Big Blue also said the tools will make it easier for data scientists to spot trends in data while carrying out analysis in cloud-based environments.
The new developer and analytics tools will be available both on the IBM Cloud as well as rival cloud platforms.
In addition to self-service capabilities for everything from data preparation, migration, and integration, to tools for advanced data exploration and modelling, IBM has introduced four cloud data services.
IBM Compose Enterprise is a managed platform designed to help developers build modern web-scale apps faster by enabling them to deploy business-ready open source databases in minutes on their own dedicated cloud servers.
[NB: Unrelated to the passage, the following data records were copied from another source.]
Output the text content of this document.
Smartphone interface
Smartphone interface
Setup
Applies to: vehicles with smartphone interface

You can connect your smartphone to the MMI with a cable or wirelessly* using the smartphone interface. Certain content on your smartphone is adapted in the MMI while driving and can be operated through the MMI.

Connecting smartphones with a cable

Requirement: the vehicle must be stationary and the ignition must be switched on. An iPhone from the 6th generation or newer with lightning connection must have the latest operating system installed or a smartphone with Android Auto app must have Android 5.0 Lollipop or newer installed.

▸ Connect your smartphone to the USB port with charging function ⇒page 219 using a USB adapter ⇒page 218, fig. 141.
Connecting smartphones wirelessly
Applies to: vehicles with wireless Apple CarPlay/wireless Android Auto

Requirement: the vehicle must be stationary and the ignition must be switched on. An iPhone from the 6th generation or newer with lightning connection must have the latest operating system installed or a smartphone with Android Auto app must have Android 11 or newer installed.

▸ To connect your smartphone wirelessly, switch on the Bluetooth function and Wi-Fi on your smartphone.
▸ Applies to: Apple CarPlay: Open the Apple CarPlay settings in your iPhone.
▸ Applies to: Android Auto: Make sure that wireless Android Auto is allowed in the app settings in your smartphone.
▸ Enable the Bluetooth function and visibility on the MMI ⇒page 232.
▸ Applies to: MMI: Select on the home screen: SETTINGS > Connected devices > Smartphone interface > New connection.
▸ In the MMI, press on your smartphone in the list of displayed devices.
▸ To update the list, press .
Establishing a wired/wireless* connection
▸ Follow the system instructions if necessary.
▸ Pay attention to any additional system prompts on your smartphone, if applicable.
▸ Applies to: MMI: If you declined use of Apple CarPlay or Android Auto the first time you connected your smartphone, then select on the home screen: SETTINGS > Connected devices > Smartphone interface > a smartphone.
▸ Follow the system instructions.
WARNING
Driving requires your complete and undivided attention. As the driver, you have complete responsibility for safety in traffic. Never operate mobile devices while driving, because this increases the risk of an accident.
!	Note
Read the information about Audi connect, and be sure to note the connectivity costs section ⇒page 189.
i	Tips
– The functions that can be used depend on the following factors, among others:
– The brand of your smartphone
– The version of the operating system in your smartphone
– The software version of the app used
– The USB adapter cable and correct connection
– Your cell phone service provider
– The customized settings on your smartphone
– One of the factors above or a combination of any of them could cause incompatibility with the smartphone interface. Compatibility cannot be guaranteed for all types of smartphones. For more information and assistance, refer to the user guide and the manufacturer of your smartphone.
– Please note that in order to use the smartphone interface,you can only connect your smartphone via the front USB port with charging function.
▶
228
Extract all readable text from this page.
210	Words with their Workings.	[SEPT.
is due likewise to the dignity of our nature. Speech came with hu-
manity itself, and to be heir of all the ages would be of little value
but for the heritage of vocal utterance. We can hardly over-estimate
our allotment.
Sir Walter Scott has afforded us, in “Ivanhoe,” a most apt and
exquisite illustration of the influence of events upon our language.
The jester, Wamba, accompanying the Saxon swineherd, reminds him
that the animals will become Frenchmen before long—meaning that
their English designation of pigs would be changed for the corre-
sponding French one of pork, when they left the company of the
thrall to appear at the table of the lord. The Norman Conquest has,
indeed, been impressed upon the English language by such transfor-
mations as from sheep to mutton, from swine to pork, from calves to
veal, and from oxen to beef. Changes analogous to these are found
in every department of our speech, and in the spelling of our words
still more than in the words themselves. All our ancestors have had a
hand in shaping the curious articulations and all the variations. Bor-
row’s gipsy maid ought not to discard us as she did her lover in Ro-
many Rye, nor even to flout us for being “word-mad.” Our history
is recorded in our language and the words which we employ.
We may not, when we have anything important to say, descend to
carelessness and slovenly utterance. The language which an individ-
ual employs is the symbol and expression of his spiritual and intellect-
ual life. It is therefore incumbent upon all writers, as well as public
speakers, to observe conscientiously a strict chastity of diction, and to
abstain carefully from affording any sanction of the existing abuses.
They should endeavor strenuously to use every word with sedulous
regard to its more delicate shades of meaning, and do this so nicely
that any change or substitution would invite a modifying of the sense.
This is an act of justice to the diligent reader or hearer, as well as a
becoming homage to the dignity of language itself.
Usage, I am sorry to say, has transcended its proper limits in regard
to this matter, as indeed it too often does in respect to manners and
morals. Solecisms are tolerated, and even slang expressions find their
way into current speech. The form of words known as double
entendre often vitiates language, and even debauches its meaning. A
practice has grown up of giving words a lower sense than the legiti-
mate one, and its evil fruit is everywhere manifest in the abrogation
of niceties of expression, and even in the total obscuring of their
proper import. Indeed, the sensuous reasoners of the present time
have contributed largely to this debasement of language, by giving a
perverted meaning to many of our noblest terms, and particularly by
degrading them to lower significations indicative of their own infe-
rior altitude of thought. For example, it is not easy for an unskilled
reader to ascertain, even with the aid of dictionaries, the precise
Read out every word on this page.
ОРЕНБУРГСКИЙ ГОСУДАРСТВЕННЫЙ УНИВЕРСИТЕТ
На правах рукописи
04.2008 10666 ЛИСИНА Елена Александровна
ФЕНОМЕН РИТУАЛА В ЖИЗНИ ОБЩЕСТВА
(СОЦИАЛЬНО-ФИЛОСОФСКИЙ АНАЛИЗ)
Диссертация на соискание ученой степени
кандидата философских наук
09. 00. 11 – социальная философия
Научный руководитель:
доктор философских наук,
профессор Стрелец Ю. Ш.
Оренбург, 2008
IBM Graph is a fully managed graph database service built on Apache TinkerPop that provides developers with a complete stack to extend business-ready apps with real-time recommendations, fraud detection, IoT and network analysis uses.
IBM Predictive Analytics is a service designed to allow developers to easily self-build machine learning models from a broad library into applications to help deliver predictions for specific product use cases, without the help of a data scientist.
IBM Analytics Exchange is an open data exchange that includes a catalogue of more than 150 publicly available datasets that can be used for analysis or integrated into applications.
Derek Schoettle, general manager of analytics platform and Cloud Data Services at IBM, said the idea behind the platform-agnostic release is to ease access to business-critical data.
“Data is the common thread within the enterprise, regardless of where its source might be. In the past, data handlers have relied on disparate systems for data needs, but our goal is to move data into the future by providing a one-stop shop to access, build, develop and explore data,” he said.
This strategy can be seen with IBM’s partnership with Ford to accelerate how big data is used in vehicles, and its recent purchase of The Weather Company, which will see Big Blue use the data and systems from the acquisition to create a foundation for its Watson IoT Cloud.